Las controversias también sobrevolaron su trayectoria, a menudo por estar en sintonía con su época, en otras por contradecirla. Con Lolita despertó la ira de de un resistente código de censura debido al atrevido escote de Sue Lyon mientras el trasfondo de la historia revelaba las contradicciones de una sociedad respecto de la sexualidad y sus representaciones culturales. Con La naranja mecánica anticipó el giro en la juventud entre los años 60 y los 70, desde el hippismo y el 'flower power' hacia una violencia sujeta a un conservadurismo escondido en ambiciones de integración. En Inglaterra lo persiguió la prensa amarilla, lo amenazaron a él y su familia por desatar desmanes juveniles, hasta que retiró la película de las salas. Con Barry Lyndon lo acusaron de anacronismo, de situar una reflexión sobre el crepúsculo del siglo XVIII en plena ebullición de los tardíos 70, escapando a una mirada política comprometida. Pero su película hablaba de eso, y el duelo final entre Barry y Lord Bullington consagra esa disputa de poder que ha sobrevivido los siglos. También la tecnología despertó creciente fascinación, desde la existencia de inteligencias superiores que instaló 2001, odisea en el espacio hasta la reflexión existencial que persistió en su versión de Inteligencia Artificial luego filmada por Steven Spielberg. ¿Somos los únicos en el mundo? ¿Qué nos espera en un futuro en el que el hombre deje el poder en manos de sus creaciones?
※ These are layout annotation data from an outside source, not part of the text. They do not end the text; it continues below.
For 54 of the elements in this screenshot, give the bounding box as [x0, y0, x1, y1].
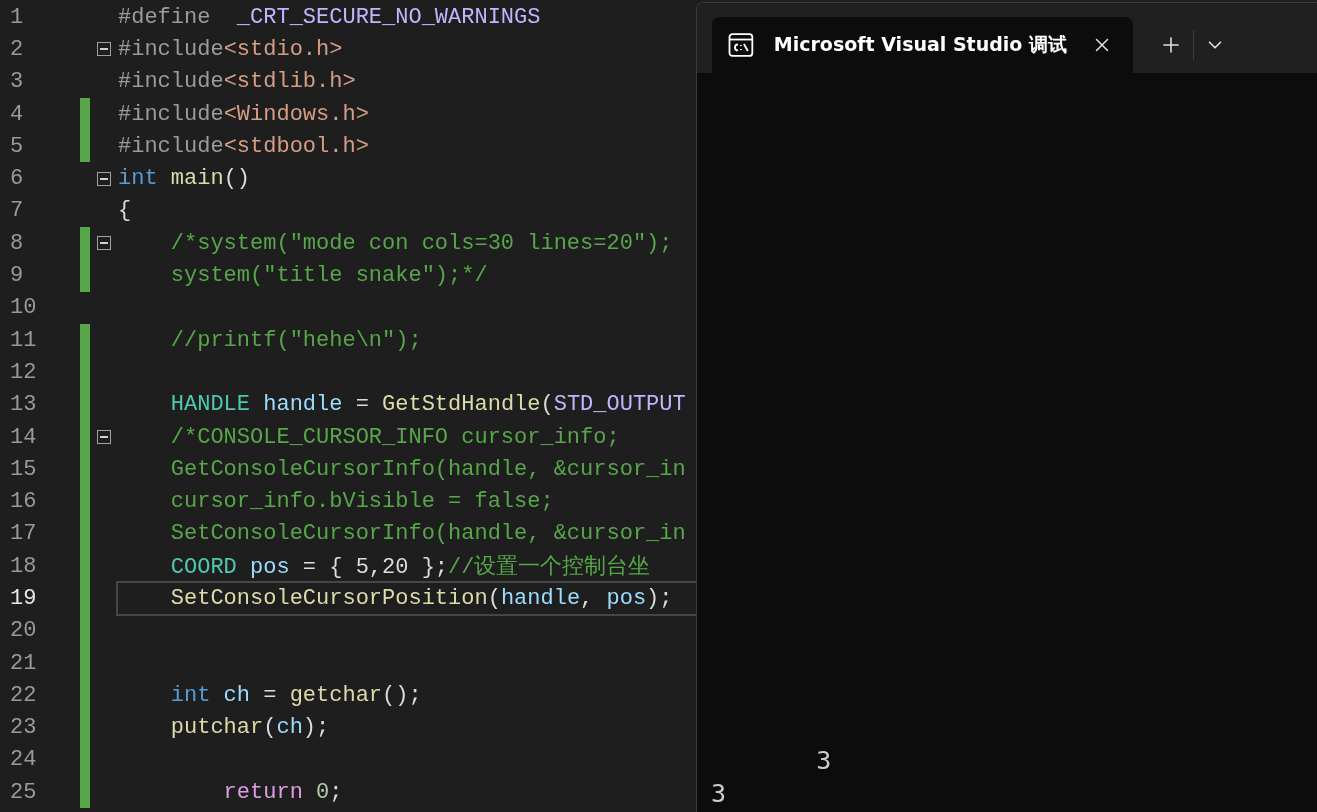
line-number: 9 — [9, 263, 25, 288]
line-number: 11 — [9, 327, 38, 353]
code-line: system("title snake");*/ — [169, 263, 488, 289]
line-number: 5 — [9, 133, 25, 159]
code-line: #include<Windows.h> — [118, 101, 369, 127]
line-number: 2 — [9, 36, 25, 62]
line-number: 21 — [9, 650, 38, 676]
code-line: putchar(ch); — [169, 715, 330, 741]
line-number: 13 — [9, 392, 38, 418]
console-icon — [728, 32, 754, 58]
code-line: //printf("hehe\n"); — [169, 327, 422, 353]
line-number: 22 — [9, 682, 38, 708]
code-line: /*CONSOLE_CURSOR_INFO cursor_info; — [169, 424, 620, 450]
line-number: 20 — [9, 618, 38, 644]
code-line: COORD pos = { 5,20 };//设置一个控制台坐 — [169, 554, 651, 582]
code-line: #include<stdbool.h> — [118, 133, 369, 159]
line-number: 15 — [9, 456, 38, 482]
code-line: cursor_info.bVisible = false; — [169, 489, 554, 515]
line-number: 6 — [9, 166, 25, 192]
code-line: HANDLE handle = GetStdHandle(STD_OUTPUT — [169, 392, 686, 418]
line-number: 3 — [9, 69, 25, 95]
line-number: 24 — [9, 747, 38, 773]
code-line: #include<stdlib.h> — [118, 69, 356, 95]
code-line: /*system("mode con cols=30 lines=20"); — [169, 230, 673, 256]
console-output: 3 — [815, 746, 832, 775]
line-number: 19 — [9, 586, 38, 611]
line-number: 16 — [9, 489, 38, 515]
line-number: 1 — [9, 4, 25, 30]
collapse-icon[interactable] — [97, 42, 111, 57]
line-number: 12 — [9, 359, 38, 385]
tab-title: Microsoft Visual Studio 调试 — [773, 32, 1067, 57]
line-number: 18 — [9, 553, 38, 579]
code-line: int ch = getchar(); — [169, 682, 422, 708]
collapse-icon[interactable] — [97, 430, 111, 444]
line-number: 10 — [9, 295, 38, 321]
line-number: 25 — [9, 779, 38, 805]
console-output: 3 — [711, 779, 727, 808]
code-line: GetConsoleCursorInfo(handle, &cursor_in — [169, 456, 686, 482]
collapse-icon[interactable] — [97, 236, 111, 251]
line-number: 14 — [9, 424, 38, 450]
line-number: 8 — [9, 230, 25, 256]
code-line: #include<stdio.h> — [118, 36, 343, 62]
code-line: SetConsoleCursorInfo(handle, &cursor_in — [169, 521, 686, 547]
line-number: 17 — [9, 521, 38, 547]
code-line: SetConsoleCursorPosition(handle, pos); — [169, 586, 673, 611]
code-line: int main() — [118, 166, 251, 192]
line-number: 7 — [9, 198, 25, 224]
line-number: 23 — [9, 715, 38, 741]
code-line: #define _CRT_SECURE_NO_WARNINGS — [118, 4, 541, 30]
terminal-tab[interactable]: Microsoft Visual Studio 调试 — [712, 17, 1133, 73]
line-number: 4 — [9, 101, 25, 127]
code-line: { — [118, 198, 132, 224]
code-line: return 0; — [222, 779, 343, 805]
collapse-icon[interactable] — [97, 171, 111, 186]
En Kubrick: An Odyssey, Stanley Kubrick aparece tras sus múltiples máscaras. Reverlo bajo la luz del presente supone rastrear sus influencias y también sus condicionantes. El hombre que forjó su mirada en la posguerra, desde un crudo realismo que se arrastraba de la conflagración bélica hasta la reinvención del artificio bajo las nuevas tecnologías y los efectos especiales. Sus criaturas asumieron esos destinos inciertos, los miedos frente a una sexualidad pecaminosa, los tentáculos de una codicia febril, las quimeras de una generación que estrujó sus sueños bajo un puño de violencia. Imágenes únicas, distantes e inalcanzables, fríos espejos de una realidad que no siempre encontró salida. Ermitaño, tirano y obsesivo, lidió con sus fantasmas en la misma materia del cine, puso en sintonía el ingenio y la dedicación. Bajo el aura del genio, siempre asomó el trabajador.